Ghghdsguuhgdaaghrr… Suara yang sangat besar memekakkan telinga itu ternyata sebuah ledakan. Ledakan misterius tersebut membekaskan sebuah lubang besar di lapangan universitas. Semenjak kejadian tak mengenakan tersebut terjadilah berbagai teror yang terjadi… berhari-hari, berminggu-minggu sampai berbulan-bulan. Dan sang penyebab teror tersebut tidak lain tidak bukan makhluk jadi-jadian tersebut.

3 serangkai tadi merasa bersalah bahwa merekalah yang telah menyebabkan teror tersebut. Dan untuk menebusnya mereka akan berusaha untuk menangkap makhluk tersebut. Kebetulan saat itu mereka sedang libur. “Untuk menangkap makhluk tersebut kita memerlukan persiapan yang matang! Pertama kita harus mengetahui kapan makhluk tersebut muncul!” ungkap Agus. “Dia selalu muncul tepat pada pukul 10.10 menit dan 10 detik malam.” Jawab Rio. “karena dia muncul pada malam hari, kita memerlukan penerangan yang memadai.” “oke pertama alat penerangan!” ucap Rio sambil menulisnya di buku catatan kecilnya. “Kemudian kita butuh…”. Tak terasa waktu malam telah tiba sehabis sholat Isya mereka langsung berpencar mencari makhluk tersebut dengan peralatan yang sudah mereka persiapkan.
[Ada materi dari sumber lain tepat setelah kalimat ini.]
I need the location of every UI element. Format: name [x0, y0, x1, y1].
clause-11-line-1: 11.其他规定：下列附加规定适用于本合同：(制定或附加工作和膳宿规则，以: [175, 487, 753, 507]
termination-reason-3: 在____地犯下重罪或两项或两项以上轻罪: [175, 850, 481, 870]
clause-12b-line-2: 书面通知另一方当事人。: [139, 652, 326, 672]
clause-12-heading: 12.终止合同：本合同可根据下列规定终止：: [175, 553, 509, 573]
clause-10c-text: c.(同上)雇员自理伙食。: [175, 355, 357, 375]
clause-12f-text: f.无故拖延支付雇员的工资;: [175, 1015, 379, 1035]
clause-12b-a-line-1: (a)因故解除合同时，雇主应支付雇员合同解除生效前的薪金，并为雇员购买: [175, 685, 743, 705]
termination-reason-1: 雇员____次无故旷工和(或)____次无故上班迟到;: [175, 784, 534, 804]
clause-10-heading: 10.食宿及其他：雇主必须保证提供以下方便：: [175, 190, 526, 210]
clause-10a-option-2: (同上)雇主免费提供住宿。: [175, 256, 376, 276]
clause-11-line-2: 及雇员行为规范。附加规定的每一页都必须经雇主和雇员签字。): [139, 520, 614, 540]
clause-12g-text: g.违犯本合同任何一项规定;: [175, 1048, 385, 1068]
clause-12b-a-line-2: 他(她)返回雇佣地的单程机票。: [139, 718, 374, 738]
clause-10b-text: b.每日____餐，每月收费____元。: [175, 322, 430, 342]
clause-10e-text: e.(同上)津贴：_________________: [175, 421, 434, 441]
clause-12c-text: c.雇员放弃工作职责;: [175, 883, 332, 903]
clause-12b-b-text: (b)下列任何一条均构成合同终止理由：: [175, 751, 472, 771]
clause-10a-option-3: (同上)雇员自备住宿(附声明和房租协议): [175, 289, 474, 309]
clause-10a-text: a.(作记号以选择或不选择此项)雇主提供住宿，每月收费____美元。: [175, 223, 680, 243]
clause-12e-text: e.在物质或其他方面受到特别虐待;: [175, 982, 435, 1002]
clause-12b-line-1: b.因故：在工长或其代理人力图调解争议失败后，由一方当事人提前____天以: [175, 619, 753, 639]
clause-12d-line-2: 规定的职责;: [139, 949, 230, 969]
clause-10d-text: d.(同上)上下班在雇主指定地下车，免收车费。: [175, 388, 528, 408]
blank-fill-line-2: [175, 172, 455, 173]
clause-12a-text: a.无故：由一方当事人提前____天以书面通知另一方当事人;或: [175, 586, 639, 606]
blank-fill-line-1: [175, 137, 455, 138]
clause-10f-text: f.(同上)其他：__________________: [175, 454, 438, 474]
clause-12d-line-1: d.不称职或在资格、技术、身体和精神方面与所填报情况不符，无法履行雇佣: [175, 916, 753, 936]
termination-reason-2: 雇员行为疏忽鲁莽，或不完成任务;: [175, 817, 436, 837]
Di sebuah toko kecil dua gadis remaja keluar dari sana. Mereka hendak untuk pulang ke rumah. Tepat pukul 10.10 Makhluk jadi-jadian tersebut terbang ke luar dan menculik salah seorang di antara mereka, Aisyah. Temannya yang satunya, Rasti tidak tinggal diam dan langsung mengejar makhluk tersebut. Ketika sampai di sebuah lorong kecil makhluk tersebut melemparkan Aisyah kebagian sudutnya. “Aisyah! Kau tidak apa-apa?” Tanya Rasti sambil mendekati Aisyah. Makhluk tersebut turun dari atas lorong dengan membawa sebuah pisau kecil. Makhluk tersebut terus mendekat, mendekat dan mendekat. Seperti seekor predator yang menginginkan mangsanya. “Tolong” teriak mereka bersamaan. Aisyah dan Rasti gemetaran dan saling memegang tangan satu sama lain. “Ya Allah tolong kami!” teriak Aisyah. Tiba-tiba sebuah cahaya putih-kuning melesat sambil mengatakan “Hentikan!” dengan cepat dari belakang makhluk tersebut dan akhirnya menabrak makhluk tersebut hingga jatuh. Karena cahaya tersebut sangat terang Aisyah dan Rasti menutup mata mereka dengan tangan mereka. Dan ketika mereka membuka mata…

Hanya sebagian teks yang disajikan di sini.